Cinco incorrectas maneras de despedirse

Cinco incorrectas maneras de despedirse

1.- Ni siquiera lo hagas. Lo de la despedida. Guarda silencio. En ocasiones los silencios es lo único que nos queda. Son piedritas en los zapatos con los que andan las palabras. Está bien: sirven para construir puentes de arquitectura imprecisa. También para que avancen las palomas disecadas que desfilan cuando se trata de una despedida. Pero no le digas adiós. Ahórrate las despedidas. Cada vez son más los que se despiden en el mundo y muchas de las despedidas son tristes. Como los puentes vacíos. Como los silencios que anidan en muchas palabras como piedritas en sus zapatos. Si dices adiós algo se va a romper. No te arriesgues. Cierra la puerta. Camina descalzo. Adiós.

2.- Dale un buen beso antes. De esos que dicen son de final de película. Humedece tus labios contra los de ella y juntos dedíquense a llenar un estanque donde habrán de nadar los peces de colores que nunca tuvieron. Labios contra labios durante un largo momento como dos bailarines vestidos de etiqueta que se enamoran justo a la mitad de la mejor de las piezas de la orquesta. Una orquesta de peces de colores, se entiende. Aprieta entonces sus manos. Que sepa que estás vivo y que acaso no volverás a reflejarte en su tierna y benevolente mirada. Que ella sepa que a partir de ese momento el mundo será un lugar extraño sin el sonido perfecto de su perfecta carcajada. La semana siguiente dedícate a quemar su memoria y su china cabellera. Y deja sin agua la pecera.

3.- Después de hacer el amor. Si es en silencio, mucho mejor.
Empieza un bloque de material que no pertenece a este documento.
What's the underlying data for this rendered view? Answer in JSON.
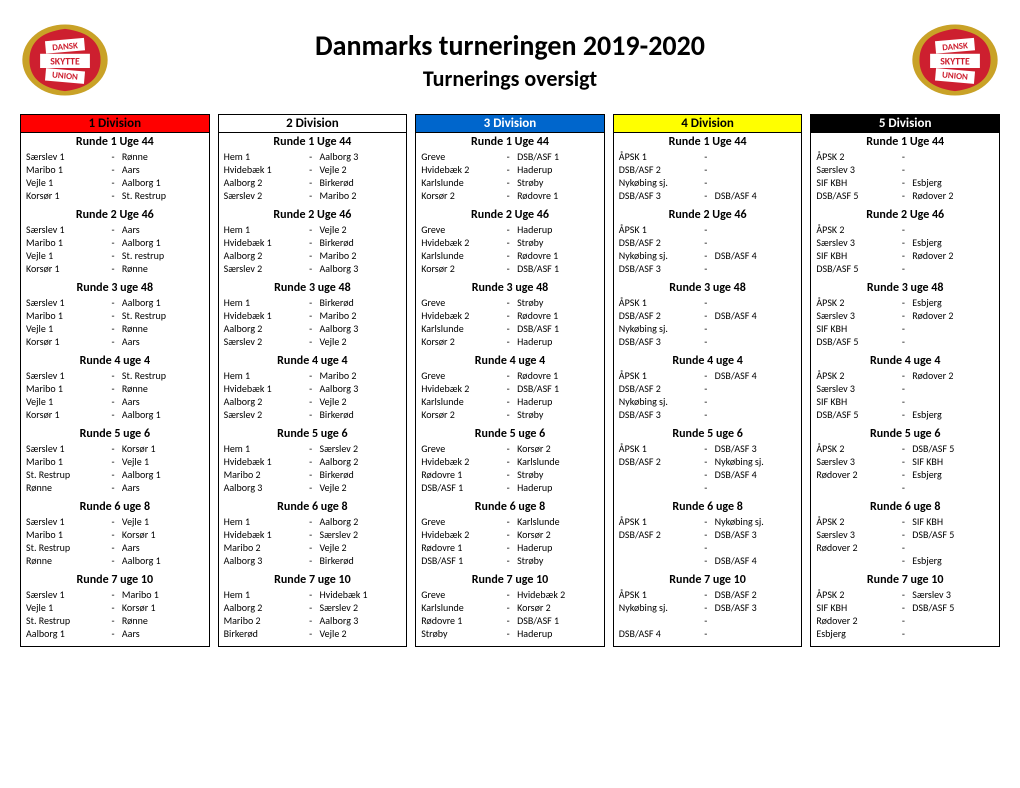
{
  "title": "Danmarks turneringen 2019-2020",
  "subtitle": "Turnerings oversigt",
  "logo": {
    "red": "#cd1f2f",
    "gold": "#c9a227",
    "white": "#ffffff",
    "top_text": "DANSK",
    "mid_text": "SKYTTE",
    "bot_text": "UNION"
  },
  "divisions": [
    {
      "name": "1 Division",
      "header_bg": "#ff0000",
      "header_color": "#000000",
      "rounds": [
        {
          "title": "Runde 1 Uge 44",
          "matches": [
            [
              "Særslev 1",
              "Rønne"
            ],
            [
              "Maribo 1",
              "Aars"
            ],
            [
              "Vejle 1",
              "Aalborg 1"
            ],
            [
              "Korsør 1",
              "St. Restrup"
            ]
          ]
        },
        {
          "title": "Runde 2 Uge 46",
          "matches": [
            [
              "Særslev 1",
              "Aars"
            ],
            [
              "Maribo 1",
              "Aalborg 1"
            ],
            [
              "Vejle 1",
              "St. restrup"
            ],
            [
              "Korsør 1",
              "Rønne"
            ]
          ]
        },
        {
          "title": "Runde 3 uge 48",
          "matches": [
            [
              "Særslev 1",
              "Aalborg 1"
            ],
            [
              "Maribo 1",
              "St. Restrup"
            ],
            [
              "Vejle 1",
              "Rønne"
            ],
            [
              "Korsør 1",
              "Aars"
            ]
          ]
        },
        {
          "title": "Runde 4 uge 4",
          "matches": [
            [
              "Særslev 1",
              "St. Restrup"
            ],
            [
              "Maribo 1",
              "Rønne"
            ],
            [
              "Vejle 1",
              "Aars"
            ],
            [
              "Korsør 1",
              "Aalborg 1"
            ]
          ]
        },
        {
          "title": "Runde 5 uge 6",
          "matches": [
            [
              "Særslev 1",
              "Korsør 1"
            ],
            [
              "Maribo 1",
              "Vejle 1"
            ],
            [
              "St. Restrup",
              "Aalborg 1"
            ],
            [
              "Rønne",
              "Aars"
            ]
          ]
        },
        {
          "title": "Runde 6 uge 8",
          "matches": [
            [
              "Særslev 1",
              "Vejle 1"
            ],
            [
              "Maribo 1",
              "Korsør 1"
            ],
            [
              "St. Restrup",
              "Aars"
            ],
            [
              "Rønne",
              "Aalborg 1"
            ]
          ]
        },
        {
          "title": "Runde 7 uge 10",
          "matches": [
            [
              "Særslev 1",
              "Maribo 1"
            ],
            [
              "Vejle 1",
              "Korsør 1"
            ],
            [
              "St. Restrup",
              "Rønne"
            ],
            [
              "Aalborg 1",
              "Aars"
            ]
          ]
        }
      ]
    },
    {
      "name": "2 Division",
      "header_bg": "#ffffff",
      "header_color": "#000000",
      "rounds": [
        {
          "title": "Runde 1 Uge 44",
          "matches": [
            [
              "Hem 1",
              "Aalborg 3"
            ],
            [
              "Hvidebæk 1",
              "Vejle 2"
            ],
            [
              "Aalborg 2",
              "Birkerød"
            ],
            [
              "Særslev 2",
              "Maribo 2"
            ]
          ]
        },
        {
          "title": "Runde 2 Uge 46",
          "matches": [
            [
              "Hem 1",
              "Vejle 2"
            ],
            [
              "Hvidebæk 1",
              "Birkerød"
            ],
            [
              "Aalborg 2",
              "Maribo 2"
            ],
            [
              "Særslev 2",
              "Aalborg 3"
            ]
          ]
        },
        {
          "title": "Runde 3 uge 48",
          "matches": [
            [
              "Hem 1",
              "Birkerød"
            ],
            [
              "Hvidebæk 1",
              "Maribo 2"
            ],
            [
              "Aalborg 2",
              "Aalborg 3"
            ],
            [
              "Særslev 2",
              "Vejle 2"
            ]
          ]
        },
        {
          "title": "Runde 4 uge 4",
          "matches": [
            [
              "Hem 1",
              "Maribo 2"
            ],
            [
              "Hvidebæk 1",
              "Aalborg 3"
            ],
            [
              "Aalborg 2",
              "Vejle 2"
            ],
            [
              "Særslev 2",
              "Birkerød"
            ]
          ]
        },
        {
          "title": "Runde 5 uge 6",
          "matches": [
            [
              "Hem 1",
              "Særslev 2"
            ],
            [
              "Hvidebæk 1",
              "Aalborg 2"
            ],
            [
              "Maribo 2",
              "Birkerød"
            ],
            [
              "Aalborg 3",
              "Vejle 2"
            ]
          ]
        },
        {
          "title": "Runde 6 uge 8",
          "matches": [
            [
              "Hem 1",
              "Aalborg 2"
            ],
            [
              "Hvidebæk 1",
              "Særslev 2"
            ],
            [
              "Maribo 2",
              "Vejle 2"
            ],
            [
              "Aalborg 3",
              "Birkerød"
            ]
          ]
        },
        {
          "title": "Runde 7 uge 10",
          "matches": [
            [
              "Hem 1",
              "Hvidebæk 1"
            ],
            [
              "Aalborg 2",
              "Særslev 2"
            ],
            [
              "Maribo 2",
              "Aalborg 3"
            ],
            [
              "Birkerød",
              "Vejle 2"
            ]
          ]
        }
      ]
    },
    {
      "name": "3 Division",
      "header_bg": "#0066cc",
      "header_color": "#ffffff",
      "rounds": [
        {
          "title": "Runde 1 Uge 44",
          "matches": [
            [
              "Greve",
              "DSB/ASF 1"
            ],
            [
              "Hvidebæk 2",
              "Haderup"
            ],
            [
              "Karlslunde",
              "Strøby"
            ],
            [
              "Korsør 2",
              "Rødovre 1"
            ]
          ]
        },
        {
          "title": "Runde 2 Uge 46",
          "matches": [
            [
              "Greve",
              "Haderup"
            ],
            [
              "Hvidebæk 2",
              "Strøby"
            ],
            [
              "Karlslunde",
              "Rødovre 1"
            ],
            [
              "Korsør 2",
              "DSB/ASF 1"
            ]
          ]
        },
        {
          "title": "Runde 3 uge 48",
          "matches": [
            [
              "Greve",
              "Strøby"
            ],
            [
              "Hvidebæk 2",
              "Rødovre 1"
            ],
            [
              "Karlslunde",
              "DSB/ASF 1"
            ],
            [
              "Korsør 2",
              "Haderup"
            ]
          ]
        },
        {
          "title": "Runde 4 uge 4",
          "matches": [
            [
              "Greve",
              "Rødovre 1"
            ],
            [
              "Hvidebæk 2",
              "DSB/ASF 1"
            ],
            [
              "Karlslunde",
              "Haderup"
            ],
            [
              "Korsør 2",
              "Strøby"
            ]
          ]
        },
        {
          "title": "Runde 5 uge 6",
          "matches": [
            [
              "Greve",
              "Korsør 2"
            ],
            [
              "Hvidebæk 2",
              "Karlslunde"
            ],
            [
              "Rødovre 1",
              "Strøby"
            ],
            [
              "DSB/ASF 1",
              "Haderup"
            ]
          ]
        },
        {
          "title": "Runde 6 uge 8",
          "matches": [
            [
              "Greve",
              "Karlslunde"
            ],
            [
              "Hvidebæk 2",
              "Korsør 2"
            ],
            [
              "Rødovre 1",
              "Haderup"
            ],
            [
              "DSB/ASF 1",
              "Strøby"
            ]
          ]
        },
        {
          "title": "Runde 7 uge 10",
          "matches": [
            [
              "Greve",
              "Hvidebæk 2"
            ],
            [
              "Karlslunde",
              "Korsør 2"
            ],
            [
              "Rødovre 1",
              "DSB/ASF 1"
            ],
            [
              "Strøby",
              "Haderup"
            ]
          ]
        }
      ]
    },
    {
      "name": "4 Division",
      "header_bg": "#ffff00",
      "header_color": "#000000",
      "rounds": [
        {
          "title": "Runde 1 Uge 44",
          "matches": [
            [
              "ÅPSK 1",
              ""
            ],
            [
              "DSB/ASF 2",
              ""
            ],
            [
              "Nykøbing sj.",
              ""
            ],
            [
              "DSB/ASF 3",
              "DSB/ASF 4"
            ]
          ]
        },
        {
          "title": "Runde 2 Uge 46",
          "matches": [
            [
              "ÅPSK 1",
              ""
            ],
            [
              "DSB/ASF 2",
              ""
            ],
            [
              "Nykøbing sj.",
              "DSB/ASF 4"
            ],
            [
              "DSB/ASF 3",
              ""
            ]
          ]
        },
        {
          "title": "Runde 3 uge 48",
          "matches": [
            [
              "ÅPSK 1",
              ""
            ],
            [
              "DSB/ASF 2",
              "DSB/ASF 4"
            ],
            [
              "Nykøbing sj.",
              ""
            ],
            [
              "DSB/ASF 3",
              ""
            ]
          ]
        },
        {
          "title": "Runde 4 uge 4",
          "matches": [
            [
              "ÅPSK 1",
              "DSB/ASF 4"
            ],
            [
              "DSB/ASF 2",
              ""
            ],
            [
              "Nykøbing sj.",
              ""
            ],
            [
              "DSB/ASF 3",
              ""
            ]
          ]
        },
        {
          "title": "Runde 5 uge 6",
          "matches": [
            [
              "ÅPSK 1",
              "DSB/ASF 3"
            ],
            [
              "DSB/ASF 2",
              "Nykøbing sj."
            ],
            [
              "",
              "DSB/ASF 4"
            ],
            [
              "",
              ""
            ]
          ]
        },
        {
          "title": "Runde 6 uge 8",
          "matches": [
            [
              "ÅPSK 1",
              "Nykøbing sj."
            ],
            [
              "DSB/ASF 2",
              "DSB/ASF 3"
            ],
            [
              "",
              ""
            ],
            [
              "",
              "DSB/ASF 4"
            ]
          ]
        },
        {
          "title": "Runde 7 uge 10",
          "matches": [
            [
              "ÅPSK 1",
              "DSB/ASF 2"
            ],
            [
              "Nykøbing sj.",
              "DSB/ASF 3"
            ],
            [
              "",
              ""
            ],
            [
              "DSB/ASF 4",
              ""
            ]
          ]
        }
      ]
    },
    {
      "name": "5 Division",
      "header_bg": "#000000",
      "header_color": "#ffffff",
      "rounds": [
        {
          "title": "Runde 1 Uge 44",
          "matches": [
            [
              "ÅPSK 2",
              ""
            ],
            [
              "Særslev 3",
              ""
            ],
            [
              "SIF KBH",
              "Esbjerg"
            ],
            [
              "DSB/ASF 5",
              "Rødover 2"
            ]
          ]
        },
        {
          "title": "Runde 2 Uge 46",
          "matches": [
            [
              "ÅPSK 2",
              ""
            ],
            [
              "Særslev 3",
              "Esbjerg"
            ],
            [
              "SIF KBH",
              "Rødover 2"
            ],
            [
              "DSB/ASF 5",
              ""
            ]
          ]
        },
        {
          "title": "Runde 3 uge 48",
          "matches": [
            [
              "ÅPSK 2",
              "Esbjerg"
            ],
            [
              "Særslev 3",
              "Rødover 2"
            ],
            [
              "SIF KBH",
              ""
            ],
            [
              "DSB/ASF 5",
              ""
            ]
          ]
        },
        {
          "title": "Runde 4 uge 4",
          "matches": [
            [
              "ÅPSK 2",
              "Rødover 2"
            ],
            [
              "Særslev 3",
              ""
            ],
            [
              "SIF KBH",
              ""
            ],
            [
              "DSB/ASF 5",
              "Esbjerg"
            ]
          ]
        },
        {
          "title": "Runde 5 uge 6",
          "matches": [
            [
              "ÅPSK 2",
              "DSB/ASF 5"
            ],
            [
              "Særslev 3",
              "SIF KBH"
            ],
            [
              "Rødover 2",
              "Esbjerg"
            ],
            [
              "",
              ""
            ]
          ]
        },
        {
          "title": "Runde 6 uge 8",
          "matches": [
            [
              "ÅPSK 2",
              "SIF KBH"
            ],
            [
              "Særslev 3",
              "DSB/ASF 5"
            ],
            [
              "Rødover 2",
              ""
            ],
            [
              "",
              "Esbjerg"
            ]
          ]
        },
        {
          "title": "Runde 7 uge 10",
          "matches": [
            [
              "ÅPSK 2",
              "Særslev 3"
            ],
            [
              "SIF KBH",
              "DSB/ASF 5"
            ],
            [
              "Rødover 2",
              ""
            ],
            [
              "Esbjerg",
              ""
            ]
          ]
        }
      ]
    }
  ]
}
Un adiós que se dice sin palabras es como joder toda la noche y molestar a los vecinos con los crujidos de la cama. Besa cada rincón de su cuerpo con tan sólo una advertencia: será esa la última vez que lo beses. Sus negros y redondos pezones de luna llena; también sus redondas nalgas en forma de corazón: muerde ese corazón por última vez. Sus caderas de colinas verduzcas. Sus tobillos. Cuando te sumerjas en medio de sus piernas repite un adiós con el pensamiento. Mejor aún: que sea tu lengua la que se despida de ella. Uno de esos luminosos pensamientos de lengua suelta. Y despídete otra vez. Ella se encontrará un hombre mejor que tú y tú te vas a admirar de ese hombre. Repetirás que es un hombre extraordinario. Con buena suerte. Tú, en cambio, eres un hombre agradecido con cada uno de los detalles de la vida. Con los milagros. También con la lluvia. Lo sabe tu lengua. Y con toda la historia que les precede ella lo fue. Eso: un milagro. Ya puedes agradecer.

4.- De frente. Luego de beber una taza de café que ella prepare. Con todas las palabras posibles para que una despedida no duela. Y si duele que sea por un chingo de amor que se te quedó atorado entre las tripas del corazón. Inventa todos los pretextos. Ella se merece algo mejor. Tan grande ella que incapaz de estar con un hombre. Se entiende: hay mujeres a las que los hombres no hacen sino estorbarles porque son grandes, luminosas, jodidamente luminosas. Y tristes. Algunas de ellas. Como la última taza de café de los amantes. Y el vapor que se entreteje entre los dos ya no para unirlos sino para separarlos. Termina tu taza de café, toma tus cosas y lárgate. No puedes pedir más.

5.-Al amanecer. Salté de la cama, toma tu ropa y vístete en la oscuridad. Suspira. Ella ahí, aún dormida. Tan hermosa como la primera vez. Aquella en que apenas creían en el amor como algo poderosamente indestructible. Te lo dijo: lo malo del amor es cuando pasa. La luna de miel de los enamorados. Y no tenemos una bola de cristal. Aunque las vendieran, no compraríamos una. Que sepa que la extrañas un chingo.